Emergency preparedness is not a one-time investment; it’s something you have to work on over and over again. Just like if you’re thinking about a sports team going out on game day, they need to practice and develop that muscle memory to be able to perform in that moment. It’s the same thing with emergencies. The ideal is to invest in it in a way that strengthens your everyday operations as well, and it’s really another form of triage, right? We don’t have unlimited resources in our health care system, so how do we prioritize these, and how much should we invest in preparedness for rare but potentially catastrophic incidents and ones that are predictable. Only when you know what the consequences are of not preparing can you make a more informed decision about that.

In thinking about the United States’ responses to catastrophes, what keeps you up at night?

Many places are not well prepared for a range of different disasters. What keeps you up at night, in terms of the specific so-called hazard, which would be the specific catastrophe, would vary from place to place in terms of what is most likely, and I think there are many candidates on that list. Even for a while the federal government would keep a list of something like its top-10 priorities for investment in preparedness.
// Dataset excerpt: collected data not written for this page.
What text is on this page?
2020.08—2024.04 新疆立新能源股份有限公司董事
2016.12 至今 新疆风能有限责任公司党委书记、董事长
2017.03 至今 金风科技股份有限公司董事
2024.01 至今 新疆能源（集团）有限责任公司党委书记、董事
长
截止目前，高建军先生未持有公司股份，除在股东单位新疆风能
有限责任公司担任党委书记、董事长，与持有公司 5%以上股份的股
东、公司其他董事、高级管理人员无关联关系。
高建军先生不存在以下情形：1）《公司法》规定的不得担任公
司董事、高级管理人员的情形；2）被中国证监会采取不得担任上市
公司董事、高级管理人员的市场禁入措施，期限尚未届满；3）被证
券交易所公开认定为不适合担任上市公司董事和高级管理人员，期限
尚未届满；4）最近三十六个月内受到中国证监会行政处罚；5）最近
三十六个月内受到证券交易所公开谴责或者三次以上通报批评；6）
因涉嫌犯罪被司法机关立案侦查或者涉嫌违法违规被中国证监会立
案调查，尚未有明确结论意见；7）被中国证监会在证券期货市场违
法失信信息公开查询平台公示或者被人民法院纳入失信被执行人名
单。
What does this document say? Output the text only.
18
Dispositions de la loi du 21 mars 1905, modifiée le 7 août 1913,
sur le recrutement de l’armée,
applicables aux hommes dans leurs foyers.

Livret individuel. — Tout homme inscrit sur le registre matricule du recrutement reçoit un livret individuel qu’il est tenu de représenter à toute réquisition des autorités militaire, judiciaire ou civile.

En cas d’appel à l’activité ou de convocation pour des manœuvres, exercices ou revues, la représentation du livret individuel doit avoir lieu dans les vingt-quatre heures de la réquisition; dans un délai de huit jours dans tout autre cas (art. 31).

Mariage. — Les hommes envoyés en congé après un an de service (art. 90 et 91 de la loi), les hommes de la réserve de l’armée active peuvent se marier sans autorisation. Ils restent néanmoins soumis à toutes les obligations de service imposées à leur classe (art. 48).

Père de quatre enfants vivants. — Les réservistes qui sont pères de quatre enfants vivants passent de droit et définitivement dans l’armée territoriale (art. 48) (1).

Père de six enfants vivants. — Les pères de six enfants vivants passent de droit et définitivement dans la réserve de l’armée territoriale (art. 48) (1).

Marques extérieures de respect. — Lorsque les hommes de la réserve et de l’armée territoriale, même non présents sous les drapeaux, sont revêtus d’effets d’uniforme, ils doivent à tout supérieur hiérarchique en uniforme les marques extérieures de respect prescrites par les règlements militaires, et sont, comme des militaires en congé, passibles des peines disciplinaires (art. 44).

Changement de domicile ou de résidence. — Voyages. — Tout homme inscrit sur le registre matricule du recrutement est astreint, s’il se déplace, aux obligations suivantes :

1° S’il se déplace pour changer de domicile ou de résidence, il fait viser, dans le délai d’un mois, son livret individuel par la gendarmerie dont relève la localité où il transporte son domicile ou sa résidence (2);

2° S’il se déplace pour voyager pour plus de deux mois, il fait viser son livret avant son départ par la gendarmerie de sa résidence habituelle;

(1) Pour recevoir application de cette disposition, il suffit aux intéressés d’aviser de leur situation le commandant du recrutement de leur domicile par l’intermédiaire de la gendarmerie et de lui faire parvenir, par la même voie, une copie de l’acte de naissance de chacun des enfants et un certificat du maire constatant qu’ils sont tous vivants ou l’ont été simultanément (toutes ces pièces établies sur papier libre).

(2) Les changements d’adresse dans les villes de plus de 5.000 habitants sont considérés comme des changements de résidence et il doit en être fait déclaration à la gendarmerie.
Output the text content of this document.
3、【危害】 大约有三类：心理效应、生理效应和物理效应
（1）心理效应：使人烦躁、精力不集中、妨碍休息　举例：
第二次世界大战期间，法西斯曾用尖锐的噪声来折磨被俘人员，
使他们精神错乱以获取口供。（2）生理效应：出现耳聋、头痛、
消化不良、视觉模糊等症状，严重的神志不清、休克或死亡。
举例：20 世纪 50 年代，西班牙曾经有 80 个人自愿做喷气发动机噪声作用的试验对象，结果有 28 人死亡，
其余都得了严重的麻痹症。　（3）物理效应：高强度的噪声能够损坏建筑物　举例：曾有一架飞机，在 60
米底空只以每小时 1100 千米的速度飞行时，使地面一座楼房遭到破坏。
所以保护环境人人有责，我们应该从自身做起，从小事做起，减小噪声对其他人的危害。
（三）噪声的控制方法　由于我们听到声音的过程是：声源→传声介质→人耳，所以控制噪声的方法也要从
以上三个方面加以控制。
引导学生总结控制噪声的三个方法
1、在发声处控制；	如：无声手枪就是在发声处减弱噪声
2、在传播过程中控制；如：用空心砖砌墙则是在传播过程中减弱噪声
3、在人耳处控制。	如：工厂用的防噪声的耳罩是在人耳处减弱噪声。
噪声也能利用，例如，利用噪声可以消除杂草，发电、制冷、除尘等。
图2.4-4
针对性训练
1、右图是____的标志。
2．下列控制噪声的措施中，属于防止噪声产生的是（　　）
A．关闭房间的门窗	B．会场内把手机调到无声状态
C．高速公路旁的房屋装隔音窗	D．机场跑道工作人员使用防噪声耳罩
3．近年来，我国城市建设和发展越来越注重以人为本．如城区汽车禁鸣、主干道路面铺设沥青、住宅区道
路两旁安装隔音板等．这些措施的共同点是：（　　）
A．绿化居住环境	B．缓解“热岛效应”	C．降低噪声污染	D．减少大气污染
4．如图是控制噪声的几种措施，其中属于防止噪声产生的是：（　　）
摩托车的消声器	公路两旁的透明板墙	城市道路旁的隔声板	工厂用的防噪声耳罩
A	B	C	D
Medical personnel aboard the USS Bataan care for an injured Haitian man during a mass medical evacuation.
In the wake of the devastating 2010 earthquake in Haiti, medical personnel aboard the USS Bataan care for an injured Haitian man during a mass medical evacuation from various areas around Port-au-Prince. (Courtesy Kristopher Wilson/U.S. Navy)

More globally, what I worry about is these situations related to the availability of resources. When resources become scarce, it tends to be the same groups of people who suffer more. So the people who are vulnerable on a day-to-day basis are equally or more vulnerable in times of disaster. It is important to focus on the preparedness of those communities. That would include people who don’t have as much income or who live in places where the infrastructure isn’t as good or where older, poorly maintained infrastructure could fail. People with disabilities are often not included in preparedness efforts and tend to be particularly vulnerable in disasters but also have developed daily coping strategies that preparedness experts could do well to learn from.

There have even been a few lawsuits around the country, in New York where I live and in California, for example, where people with disabilities have sued their local governments to do better planning around their communities for disasters. It’s a very important and sometimes overlooked issue — people who are older, people who live at home and have medical issues. Many more people are able to stay at home, and it seems to be an important goal to live at home as long as possible. But what that also means in times of disaster is that people need to know how will I get my medications, how will I get my health care needs met if I’m displaced or if the power goes out? These are some of the most important issues.